The committee, which submitted a report on the Insolvency and Bankruptcy Code (IBC) this month, cautioned that the five-year-old law might have strayed from its original objectives, thanks to inordinate delay in resolution and large haircuts for lenders.
Sinha said it’s incumbent on the National Company Law Tribunal (NCLT) and insolvency professionals (IPs) to prevent defaulting promoters or their surrogates, who are ineligible to bid under section 29-A of the IBC, from delaying resolution process through frivolous litigation, which are often blamed for the erosion of asset value.
“If you take out some of the high-profile cases, recovery tends to be quite low, and in some cases, people are thinking of liquidation as the benchmark,” Sinha said. “Liquidation should not be seen as the benchmark; instead, we should be looking at insolvency resolution around the world, especially in our peer economies. The recovery for secured financial creditors (in peer economies) should be the actual benchmark.”
While the average recovery from toxic assets was to the tune of 39% of creditors’ claims until March 2021, in some cases, the haircuts were as high as 95%. This asymmetry has to be reduced, critics say. Of course, the recovery through the IBC is still way above that via other extant mechanisms, including Lok Adalats, DRTs and Sarfaesi Act.
Asked if the panel’s recommendation that a professional code of conduct for the committee of creditors (CoC) be put in place to define and circumscribe its role would lead to further litigation as aggrieved parties could question the CoC’s decision, Sinha replied in the negative. “The Supreme Court has been very clear that the CoC’s commercial judgement is supreme. However, code of conduct with well-established traditions, protocols should be put in place so that the CoC would recognise that there are certain norms and that there should be transparency in meetings and processes, etc.”

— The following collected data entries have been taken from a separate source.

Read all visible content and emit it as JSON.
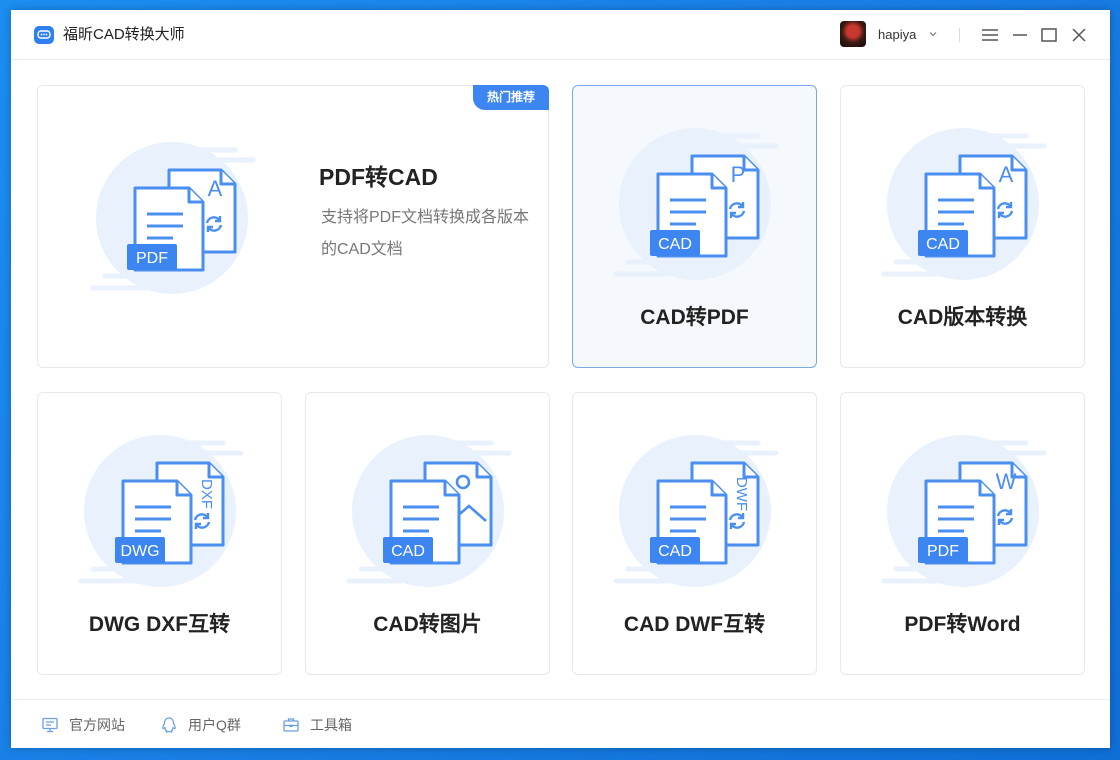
{
  "app": {
    "title": "福昕CAD转换大师",
    "user_name": "hapiya"
  },
  "colors": {
    "accent": "#3d85f0",
    "icon_blob": "#e8f1fc",
    "doc_stroke": "#4a8ef0",
    "doc_fill": "#ffffff",
    "selected_border": "#7aa9ea"
  },
  "featured": {
    "badge": "热门推荐",
    "title": "PDF转CAD",
    "description": "支持将PDF文档转换成各版本的CAD文档",
    "icon": {
      "front_label": "PDF",
      "back_label": "A"
    }
  },
  "cards": [
    {
      "title": "CAD转PDF",
      "selected": true,
      "icon": {
        "front_label": "CAD",
        "back_label": "P"
      }
    },
    {
      "title": "CAD版本转换",
      "selected": false,
      "icon": {
        "front_label": "CAD",
        "back_label": "A"
      }
    },
    {
      "title": "DWG DXF互转",
      "selected": false,
      "icon": {
        "front_label": "DWG",
        "back_label": "DXF"
      }
    },
    {
      "title": "CAD转图片",
      "selected": false,
      "icon": {
        "front_label": "CAD",
        "back_label": "image"
      }
    },
    {
      "title": "CAD DWF互转",
      "selected": false,
      "icon": {
        "front_label": "CAD",
        "back_label": "DWF"
      }
    },
    {
      "title": "PDF转Word",
      "selected": false,
      "icon": {
        "front_label": "PDF",
        "back_label": "W"
      }
    }
  ],
  "footer": {
    "website": "官方网站",
    "qq_group": "用户Q群",
    "toolbox": "工具箱"
  },
  "icons": {
    "app_logo": "cad-chat-logo-icon",
    "chevron": "chevron-down-icon",
    "menu": "hamburger-menu-icon",
    "minimize": "minimize-icon",
    "maximize": "maximize-icon",
    "close": "close-icon",
    "website": "monitor-icon",
    "qq": "qq-penguin-icon",
    "toolbox": "toolbox-icon"
  }
}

To realise the original goals of the IBC, Sinha suggested that rules and regulations be streamlined, possibly though another amendment to the IBC, and the NCLT (National Company Law Tribunal) apparatus be bolstered to expedite the resolution process.

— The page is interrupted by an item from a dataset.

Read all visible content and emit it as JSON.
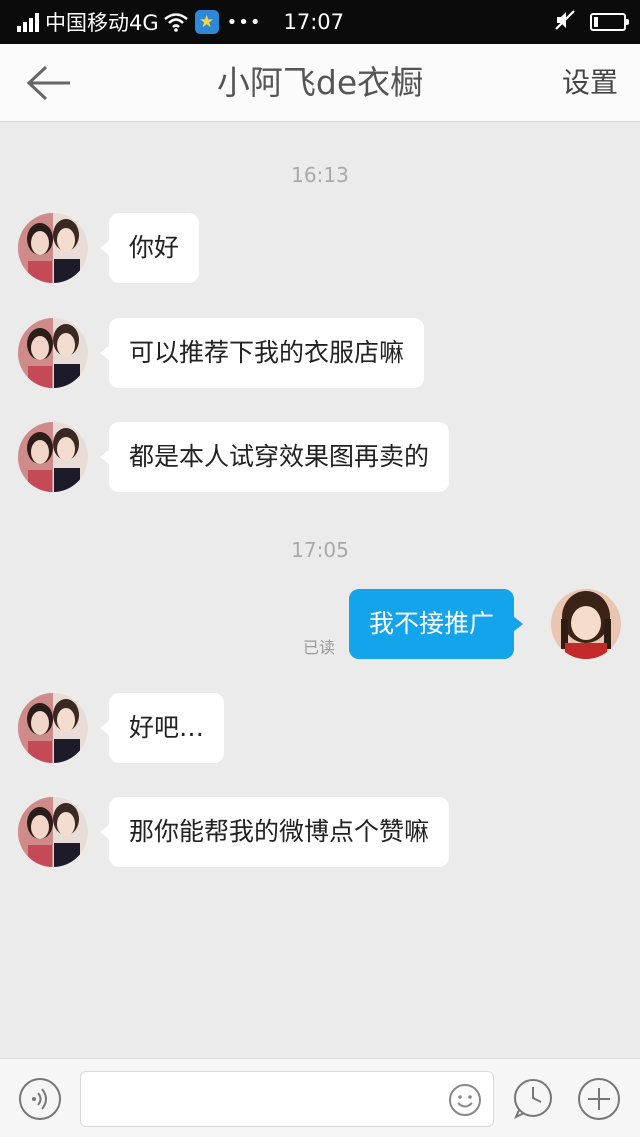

The most crucial reason for the delay in resolution and asset value erosion are the bottlenecks in the NCLT system, Sinha said. As many as 13,170 insolvency cases involving claims of Rs 9.2 lakh crore are awaiting resolution before the NCLT. About 71% of the cases have been pending beyond 180 days.
To address this, Sinha said, the over 50% vacancies at NCLT benches (against the sanctioned strength of 62, they have only 28 members) need to be filled up urgently. Specialised NCLT benches have to be set up to handle only IBC cases (currently NCLTs also handle cases relating to corporate affairs, mergers and acquisitions, etc).

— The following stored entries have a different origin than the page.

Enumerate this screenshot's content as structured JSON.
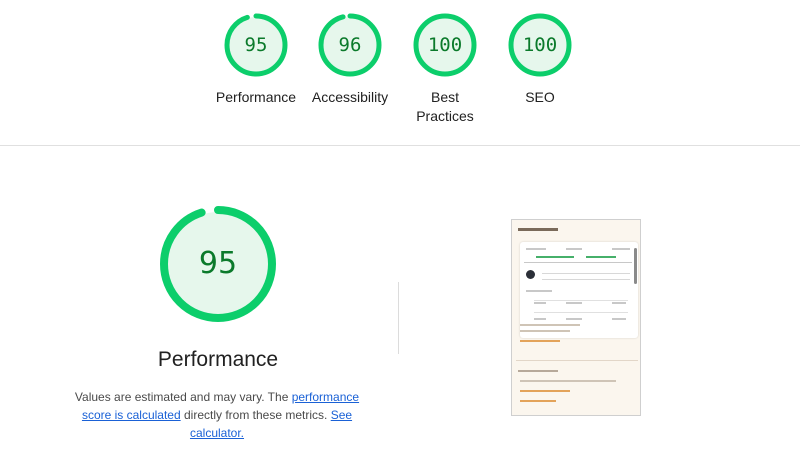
{
  "gauges": [
    {
      "score": "95",
      "label": "Performance",
      "fraction": 0.95
    },
    {
      "score": "96",
      "label": "Accessibility",
      "fraction": 0.96
    },
    {
      "score": "100",
      "label": "Best Practices",
      "fraction": 1.0
    },
    {
      "score": "100",
      "label": "SEO",
      "fraction": 1.0
    }
  ],
  "performance": {
    "score": "95",
    "fraction": 0.95,
    "title": "Performance",
    "desc_part1": "Values are estimated and may vary. The ",
    "link_score": "performance score is calculated",
    "desc_part2": " directly from these metrics. ",
    "link_calc": "See calculator."
  },
  "colors": {
    "pass_ring": "#0cce6b",
    "pass_fill": "#e6f7ec",
    "pass_text": "#0b7a2b",
    "link": "#1a61d6"
  }
}
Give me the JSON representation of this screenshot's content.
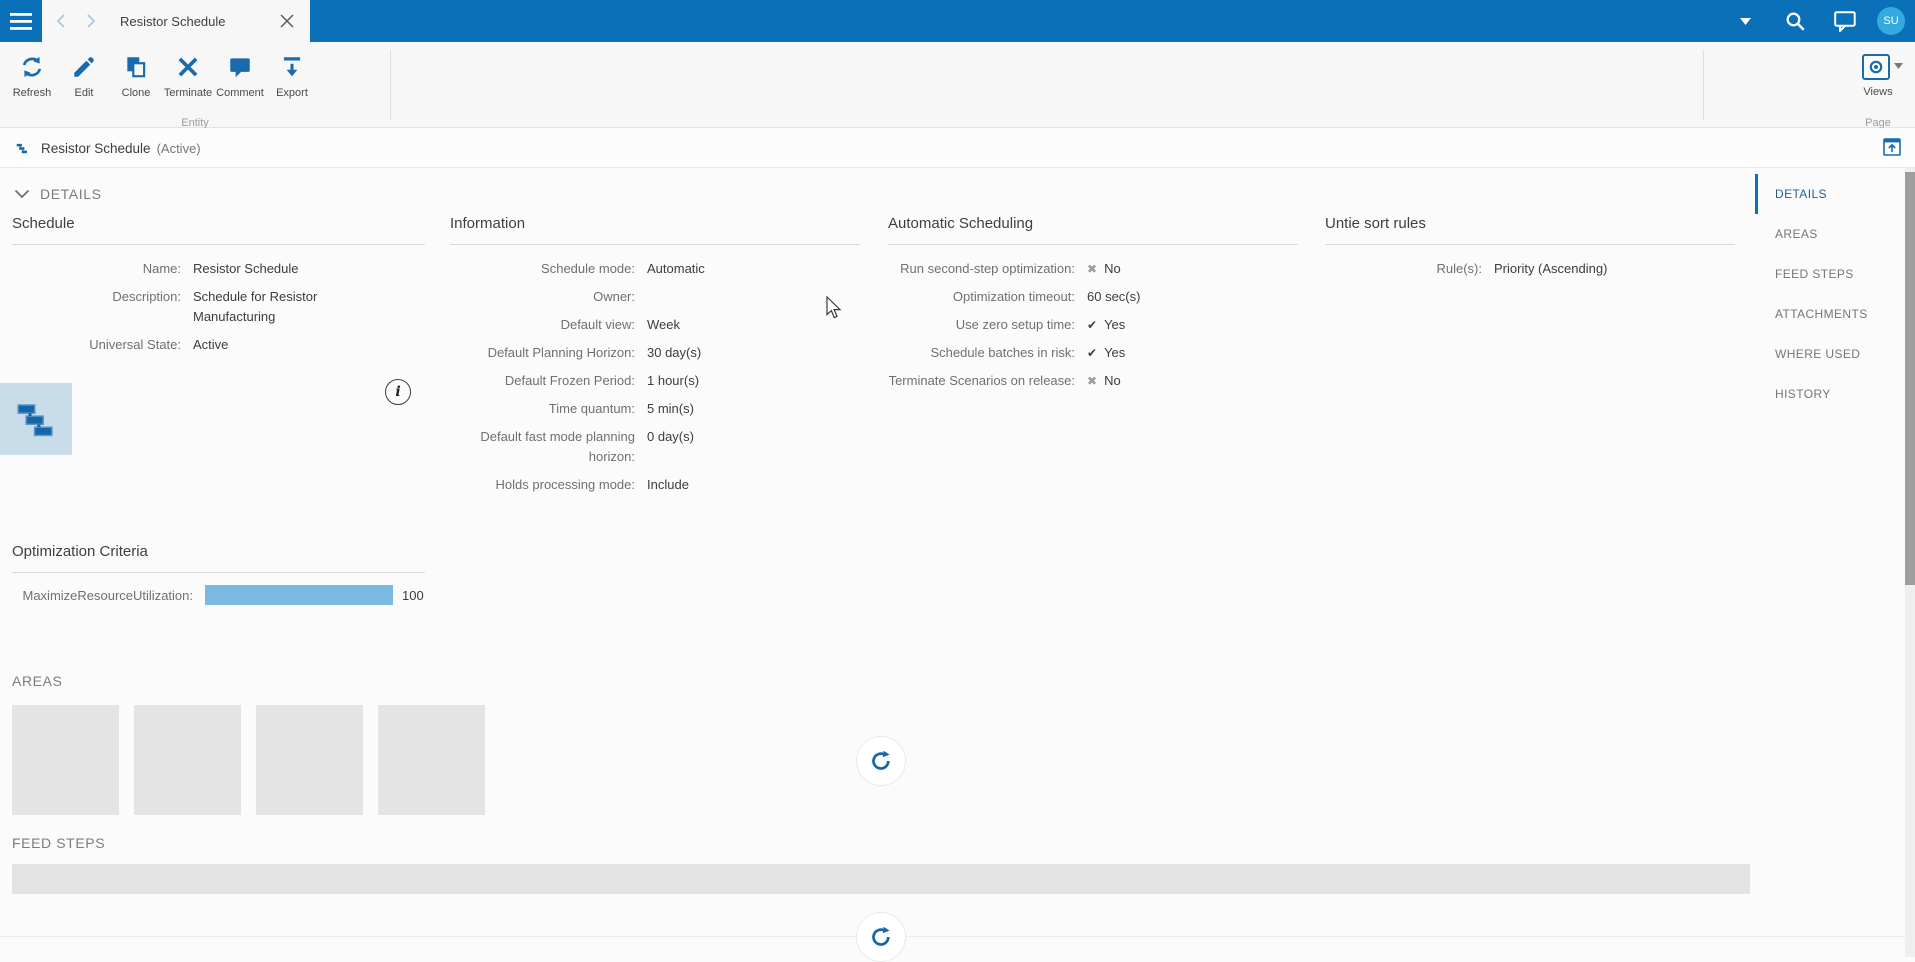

Similarly, to improve the quality of judgments, only high court judges should be appointed judicial members of the NCLT, Sinha said. “This is because if there is a poor judgement from the NCLT, the aggrieved party appeals against it. The case then goes to the NCLAT or the Supreme Court, which leads to delays as well. So, we should focus on improving the quality of NCLT judges, their training and competence,” he said. The panel has also suggested that the entire resolution process be digitised.
Sinha said insolvency professionals (IPs) should be allowed to dispose of different assets, instead of the stressed firm as a whole, as going concerns to maximise gains.
He also called for strict adherence to timelines and voiced against entertaining late bids by the CoC, as it “creates a lot of procedural uncertainties”. Analysts have pointed out that often the defaulting promoters, or their proxies, try to delay resolution by coming up with late bids.
The House panel under Sinha also batted for a pre-pack resolution framework (currently limited to only MSMEs) for large corporations and a single regulator for both IPs and IP agencies (IPAs). At present, while the IPs are regulated by the Insolvency and Bankruptcy Board of India (IBBI), the IPAs are backed by bodies, including the ICAI and ICSI, which are governed by different laws. It also called for swift introduction of the cross-border insolvency law. The panel’s recommendations, Sinha said, reflect a judicious mix of legislative amendments and operational changes that are required to strengthen the insolvency ecosystem.
Commenting on the government’s move to junk the 2012 retrospective taxation amendment, Sinha said: “It puts to rest the worry that businesses and investors have about retrospective taxation. And it does it in a lawful way, which preserves the sovereign right to taxation. The government found an excellent solution for the uncertainty created by the UPA government’s decision”.